India has rarely seen a full-fledged prison drama. While Hollywood has classics such as Shawshank Redemption or In the Name of the Father, cinema in India is often shy of making this genre, instead peppering it with family drama, revenge and what have you. What is left – in the end – is a brew so unappetizing that you, as audience, are afraid of sampling it.

That, to a large extent, is what ails Mammootty’s Parole. The film – as its name suggests – is about a prisoner who is a victim of the circumstances. Mammootty’s Alex has been behind the bars for over eight years and is considered a model prisoner now. He is calm under the pressure exerted by prison life and assists the jailer in his everyday duties.
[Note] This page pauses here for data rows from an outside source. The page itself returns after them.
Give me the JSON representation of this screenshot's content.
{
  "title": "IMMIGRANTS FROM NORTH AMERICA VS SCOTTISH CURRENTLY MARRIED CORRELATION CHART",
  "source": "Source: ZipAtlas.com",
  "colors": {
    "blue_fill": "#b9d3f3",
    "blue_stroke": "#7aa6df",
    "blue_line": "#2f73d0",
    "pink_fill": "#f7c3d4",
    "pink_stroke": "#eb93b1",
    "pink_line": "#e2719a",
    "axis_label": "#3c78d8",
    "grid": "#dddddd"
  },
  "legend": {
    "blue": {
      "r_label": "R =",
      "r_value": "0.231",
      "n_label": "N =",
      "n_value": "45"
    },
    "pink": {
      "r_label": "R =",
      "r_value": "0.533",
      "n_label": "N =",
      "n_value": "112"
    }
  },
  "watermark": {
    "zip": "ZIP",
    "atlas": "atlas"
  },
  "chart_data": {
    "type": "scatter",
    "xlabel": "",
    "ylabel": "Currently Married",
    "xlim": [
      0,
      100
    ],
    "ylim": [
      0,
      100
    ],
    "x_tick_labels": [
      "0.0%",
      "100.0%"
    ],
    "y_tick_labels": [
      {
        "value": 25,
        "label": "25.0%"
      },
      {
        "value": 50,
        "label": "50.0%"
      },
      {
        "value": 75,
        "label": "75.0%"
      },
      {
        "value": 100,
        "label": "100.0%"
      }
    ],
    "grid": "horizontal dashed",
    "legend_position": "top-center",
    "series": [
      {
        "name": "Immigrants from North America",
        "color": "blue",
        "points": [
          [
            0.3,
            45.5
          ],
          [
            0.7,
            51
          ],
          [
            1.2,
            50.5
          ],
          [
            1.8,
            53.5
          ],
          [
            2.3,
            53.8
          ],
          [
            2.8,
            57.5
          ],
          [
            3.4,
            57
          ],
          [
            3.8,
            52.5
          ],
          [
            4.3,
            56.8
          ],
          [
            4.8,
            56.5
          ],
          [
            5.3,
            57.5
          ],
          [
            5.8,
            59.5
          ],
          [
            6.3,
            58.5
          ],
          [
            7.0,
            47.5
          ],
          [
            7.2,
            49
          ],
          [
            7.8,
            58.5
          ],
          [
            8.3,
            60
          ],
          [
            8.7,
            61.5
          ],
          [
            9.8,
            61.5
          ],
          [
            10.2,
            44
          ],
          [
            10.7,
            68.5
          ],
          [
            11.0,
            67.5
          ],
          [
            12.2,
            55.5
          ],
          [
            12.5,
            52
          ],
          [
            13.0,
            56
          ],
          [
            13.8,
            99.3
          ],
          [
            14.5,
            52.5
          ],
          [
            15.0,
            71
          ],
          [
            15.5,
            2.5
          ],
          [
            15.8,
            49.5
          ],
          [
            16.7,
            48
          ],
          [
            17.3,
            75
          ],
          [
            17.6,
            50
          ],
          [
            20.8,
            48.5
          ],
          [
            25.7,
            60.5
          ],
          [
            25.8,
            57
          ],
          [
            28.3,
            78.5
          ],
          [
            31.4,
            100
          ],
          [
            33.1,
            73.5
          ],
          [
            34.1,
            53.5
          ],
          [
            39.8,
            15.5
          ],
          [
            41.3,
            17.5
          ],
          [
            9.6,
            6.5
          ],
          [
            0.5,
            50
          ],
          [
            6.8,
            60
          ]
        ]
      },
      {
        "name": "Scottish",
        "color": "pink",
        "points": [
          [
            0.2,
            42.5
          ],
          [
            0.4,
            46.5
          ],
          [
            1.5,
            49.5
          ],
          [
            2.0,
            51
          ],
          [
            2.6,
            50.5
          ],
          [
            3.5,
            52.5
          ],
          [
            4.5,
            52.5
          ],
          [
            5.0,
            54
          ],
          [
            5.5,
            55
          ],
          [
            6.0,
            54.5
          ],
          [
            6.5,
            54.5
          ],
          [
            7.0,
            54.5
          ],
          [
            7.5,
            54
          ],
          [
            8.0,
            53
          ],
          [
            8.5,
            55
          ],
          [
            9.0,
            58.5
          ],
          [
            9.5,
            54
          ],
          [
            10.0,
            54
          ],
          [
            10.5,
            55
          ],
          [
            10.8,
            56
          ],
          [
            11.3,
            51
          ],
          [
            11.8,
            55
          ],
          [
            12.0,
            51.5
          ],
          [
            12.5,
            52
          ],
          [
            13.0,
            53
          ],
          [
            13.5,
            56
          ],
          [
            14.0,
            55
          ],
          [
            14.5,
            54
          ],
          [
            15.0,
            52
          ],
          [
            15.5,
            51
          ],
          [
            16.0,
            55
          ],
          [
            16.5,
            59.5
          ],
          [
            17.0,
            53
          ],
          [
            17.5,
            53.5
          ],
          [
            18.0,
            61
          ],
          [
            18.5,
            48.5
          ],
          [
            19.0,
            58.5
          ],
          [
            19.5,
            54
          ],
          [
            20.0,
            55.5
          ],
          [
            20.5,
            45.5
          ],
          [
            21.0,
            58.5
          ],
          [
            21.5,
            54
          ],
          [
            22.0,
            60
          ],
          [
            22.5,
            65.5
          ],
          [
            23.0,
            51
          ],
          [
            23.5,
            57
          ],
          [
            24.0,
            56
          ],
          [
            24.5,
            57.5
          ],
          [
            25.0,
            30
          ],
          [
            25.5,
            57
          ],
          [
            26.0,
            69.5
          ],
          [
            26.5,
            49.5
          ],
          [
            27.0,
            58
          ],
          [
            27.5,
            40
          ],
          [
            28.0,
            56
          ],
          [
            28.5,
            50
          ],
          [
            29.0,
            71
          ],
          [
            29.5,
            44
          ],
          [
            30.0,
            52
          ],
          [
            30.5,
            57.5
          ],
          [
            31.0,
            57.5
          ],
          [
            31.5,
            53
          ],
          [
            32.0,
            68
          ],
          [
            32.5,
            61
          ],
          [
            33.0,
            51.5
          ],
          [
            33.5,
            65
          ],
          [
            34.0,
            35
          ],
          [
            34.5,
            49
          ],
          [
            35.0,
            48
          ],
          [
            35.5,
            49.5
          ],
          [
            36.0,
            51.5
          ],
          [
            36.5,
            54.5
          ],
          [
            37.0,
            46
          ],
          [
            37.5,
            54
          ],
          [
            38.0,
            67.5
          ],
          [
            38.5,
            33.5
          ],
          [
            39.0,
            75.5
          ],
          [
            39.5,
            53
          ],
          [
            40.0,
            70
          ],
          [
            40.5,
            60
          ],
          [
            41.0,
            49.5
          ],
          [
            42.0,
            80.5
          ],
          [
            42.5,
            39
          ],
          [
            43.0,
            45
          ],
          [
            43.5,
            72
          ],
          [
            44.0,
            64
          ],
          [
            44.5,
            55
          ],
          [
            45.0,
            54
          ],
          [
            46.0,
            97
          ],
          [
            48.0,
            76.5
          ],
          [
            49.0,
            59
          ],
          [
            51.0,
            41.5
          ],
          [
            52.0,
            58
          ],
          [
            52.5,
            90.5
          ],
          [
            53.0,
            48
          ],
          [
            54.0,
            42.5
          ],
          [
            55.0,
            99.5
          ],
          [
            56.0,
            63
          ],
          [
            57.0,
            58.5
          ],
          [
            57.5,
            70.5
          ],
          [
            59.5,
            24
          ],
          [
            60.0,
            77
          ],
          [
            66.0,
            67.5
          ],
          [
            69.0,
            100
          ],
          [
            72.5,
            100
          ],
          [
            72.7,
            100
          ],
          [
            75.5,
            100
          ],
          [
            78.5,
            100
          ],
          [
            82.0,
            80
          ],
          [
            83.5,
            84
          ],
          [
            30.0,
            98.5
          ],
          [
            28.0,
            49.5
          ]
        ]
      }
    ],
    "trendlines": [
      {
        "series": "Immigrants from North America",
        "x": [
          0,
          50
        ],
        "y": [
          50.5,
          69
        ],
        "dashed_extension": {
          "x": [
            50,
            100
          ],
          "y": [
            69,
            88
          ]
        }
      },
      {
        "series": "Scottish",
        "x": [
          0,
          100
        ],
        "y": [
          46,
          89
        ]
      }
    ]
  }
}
There is only one thing that is keeping him going – upcoming parole when he will be allowed to leave prison for a few days to go and meet his son.
The film opens well enough as we meet Alex, the new jailer and the rag-tag bunch around the prison. Along with the hardened criminals, we meet people who are in jail for no fault of theirs. The first 30 minutes of the film goes into establishing the characters and what goes on in a prison cell. A man who harasses prisoners, Bullet Raghav, emerges as the obvious bad guy.
As you are wondering what will happen next, Raghav is found sexually assaulting a young prisoner and Mammootty unleashes his inner hero. The sedate everyman turns into an action hero and the prison drama goes downhill from there. We are thrown a flashback to explain it all: we meet Alex, a teenager who learns Communism at his father’s feet. Once his father passes away, he takes over as the leader of the party to help people. There is a villain in the film, Sudarshan, who doesn’t like Alex helping the people he would rather exploit. This enmity leads to Sudarshan befriending the husband of Alex’s half-sister, Katherine’s (Miya George), Varghese. Sudarshan manipulates Varghese into giving a false statement which influences Alex’s own son to call him a murderer.
As we return to the present, we hear Mammootty get a parole finally.
As he is set to leave, the inmates celebrate the moment as if they were getting to see their family. Some feel left behind, others want Alex to check up on their family too, and yet again, we see the potential. However, by going the family drama route, director Sharrath Sandith has lost an excellent opportunity. Even as he the camera veers away from the prison and the plot moves on to depict Mammootty returning to his village, there is a sense of loss.
By introducing a conflict – Alex’s son Vincent is accused of murder- the director has tried to keep the audience engaged in the second part. This works in parts because, more than the case being solved, we see the ‘mahan’ avatar of Mammootty who makes it all go away for the sake of his. How he did this is no surprise.
As the film comes to an end with the son realizing his mistakes and reuniting with his father, we are wary because this is what we expect of the television soaps in India, not movies. The formulaic plot of father does all for son is a trope we do not want repeated.